GC × GC image data can be visualized as an elevation map, with peaks appearing as mountains. In this view, value is shown as elevation, which which allows colorization to be used for other aspects of the data. For the elevation map, the user may select one of four different images: the original analyzed image, the transformed and scaled reference image, the difference image, or an image with each pixel set to the larger of either the analyzed or the transformed and scaled reference image pixel. Masked areas or peaks are set to zero elevation. The color overlay that is draped over the surface of the elevation map can be set by the grayscale difference, colorized difference, or other difference (e.g., percentage difference, ratio, etc.). The ability to drape any comparison image over different elevation maps provides great versatility in analyzing the data. It also allows even the grayscale difference comparisons (traditional or fuzzy) to be viewed in the context of the original pixel data—something that is not possible using only a two-dimensional image. The user can then view the data from various distances or viewing angles and can locate the viewer’s position anywhere in or around the data.

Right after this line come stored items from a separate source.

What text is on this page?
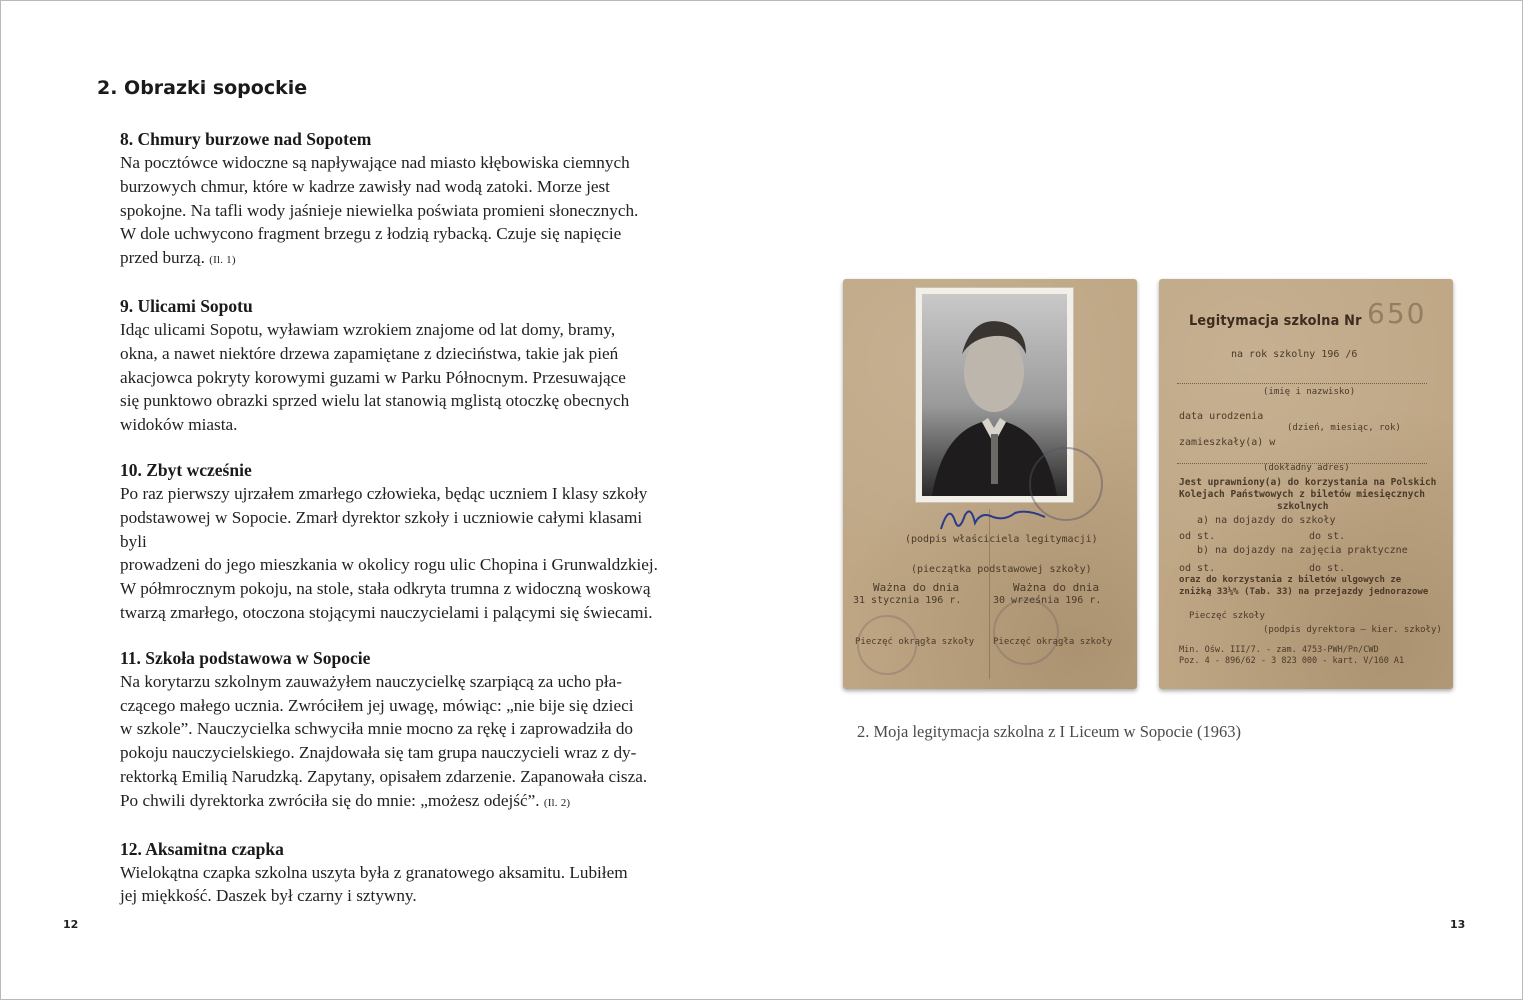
2. Obrazki sopockie
8. Chmury burzowe nad Sopotem

Na pocztówce widoczne są napływające nad miasto kłębowiska ciemnych
burzowych chmur, które w kadrze zawisły nad wodą zatoki. Morze jest
spokojne. Na tafli wody jaśnieje niewielka poświata promieni słonecznych.
W dole uchwycono fragment brzegu z łodzią rybacką. Czuje się napięcie
przed burzą. (Il. 1)

9. Ulicami Sopotu

Idąc ulicami Sopotu, wyławiam wzrokiem znajome od lat domy, bramy,
okna, a nawet niektóre drzewa zapamiętane z dzieciństwa, takie jak pień
akacjowca pokryty korowymi guzami w Parku Północnym. Przesuwające
się punktowo obrazki sprzed wielu lat stanowią mglistą otoczkę obecnych
widoków miasta.

10. Zbyt wcześnie

Po raz pierwszy ujrzałem zmarłego człowieka, będąc uczniem I klasy szkoły
podstawowej w Sopocie. Zmarł dyrektor szkoły i uczniowie całymi klasami byli
prowadzeni do jego mieszkania w okolicy rogu ulic Chopina i Grunwaldzkiej.
W półmrocznym pokoju, na stole, stała odkryta trumna z widoczną woskową
twarzą zmarłego, otoczona stojącymi nauczycielami i palącymi się świecami.

11. Szkoła podstawowa w Sopocie

Na korytarzu szkolnym zauważyłem nauczycielkę szarpiącą za ucho pła-
czącego małego ucznia. Zwróciłem jej uwagę, mówiąc: „nie bije się dzieci
w szkole”. Nauczycielka schwyciła mnie mocno za rękę i zaprowadziła do
pokoju nauczycielskiego. Znajdowała się tam grupa nauczycieli wraz z dy-
rektorką Emilią Narudzką. Zapytany, opisałem zdarzenie. Zapanowała cisza.
Po chwili dyrektorka zwróciła się do mnie: „możesz odejść”. (Il. 2)

12. Aksamitna czapka

Wielokątna czapka szkolna uszyta była z granatowego aksamitu. Lubiłem
jej miękkość. Daszek był czarny i sztywny.

(podpis właściciela legitymacji)
(pieczątka podstawowej szkoły)
Ważna do dnia	Ważna do dnia
31 stycznia 196 r.	30 września 196 r.
Pieczęć okrągła szkoły Pieczęć okrągła szkoły
Legitymacja szkolna Nr 650
na rok szkolny 196 /6
(imię i nazwisko)
data urodzenia
(dzień, miesiąc, rok)
zamieszkały(a) w
(dokładny adres)
Jest uprawniony(a) do korzystania na Polskich
Kolejach Państwowych z biletów miesięcznych
szkolnych
a) na dojazdy do szkoły
od st.	do st.
b) na dojazdy na zajęcia praktyczne
od st.	do st.
oraz do korzystania z biletów ulgowych ze
zniżką 33⅓% (Tab. 33) na przejazdy jednorazowe
Pieczęć szkoły
(podpis dyrektora — kier. szkoły)
Min. Ośw. III/7. - zam. 4753-PWH/Pn/CWD
Poz. 4 - 896/62 - 3 823 000 - kart. V/160 A1
2. Moja legitymacja szkolna z I Liceum w Sopocie (1963)
12	13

A sample three-dimensional visualization is shown in Fig. 7. The data is from samples collected by Reddy et al. [3] at varying depths of the intertidal marsh sediment affected by an oil spill. (The data presented here to illustrate visualization is from preliminary runs. Subsequent runs, with improved GC × GC settings, are in [3].) The data for the analyzed image was×acquired at a depth of 0-4 cm and the data for the reference image was acquired at a depth of 16-20 cm. The subimage shown in Fig. 7 is rotated so that the n-alkanes from C₂₂form a regular pattern from right to left along the top of the image. The more polar compounds appear in the bottom of the image. The reference image was registered to the analyzed image using a peak set containing several n-alkanes, the solvent peak, and a well-separated peak among the polar compounds. The reference image was normalized to the analyzed image using a peak set of n-alkanes. This yields an image with some peaks which have nearly equal responses and some peaks which are more prominent in the reference image and some peaks which are more prominent in the analyzed image.

Fig. 7.

Three-dimensional rendering of a colorized fuzzy difference image draped over a maximum value elevation map.

5. Conclusion

This paper develops new methods for comparing data produced by GC × GC. Methods for registration and scaling remove incidental variations in retention times and sample amounts based on GC × GC peak metadata. A colorized difference method simultaneously shows pixel differences and pixel values. A fuzzy difference method removes incidental variations in peak shapes and peak alignments based on values in a local neighborhood. Tools for masking, tabular metadata, and threedimensional visualization significantly improve interactive analyses. Ongoing work is developing new methods for model-based GC × GC analyses and comparisons.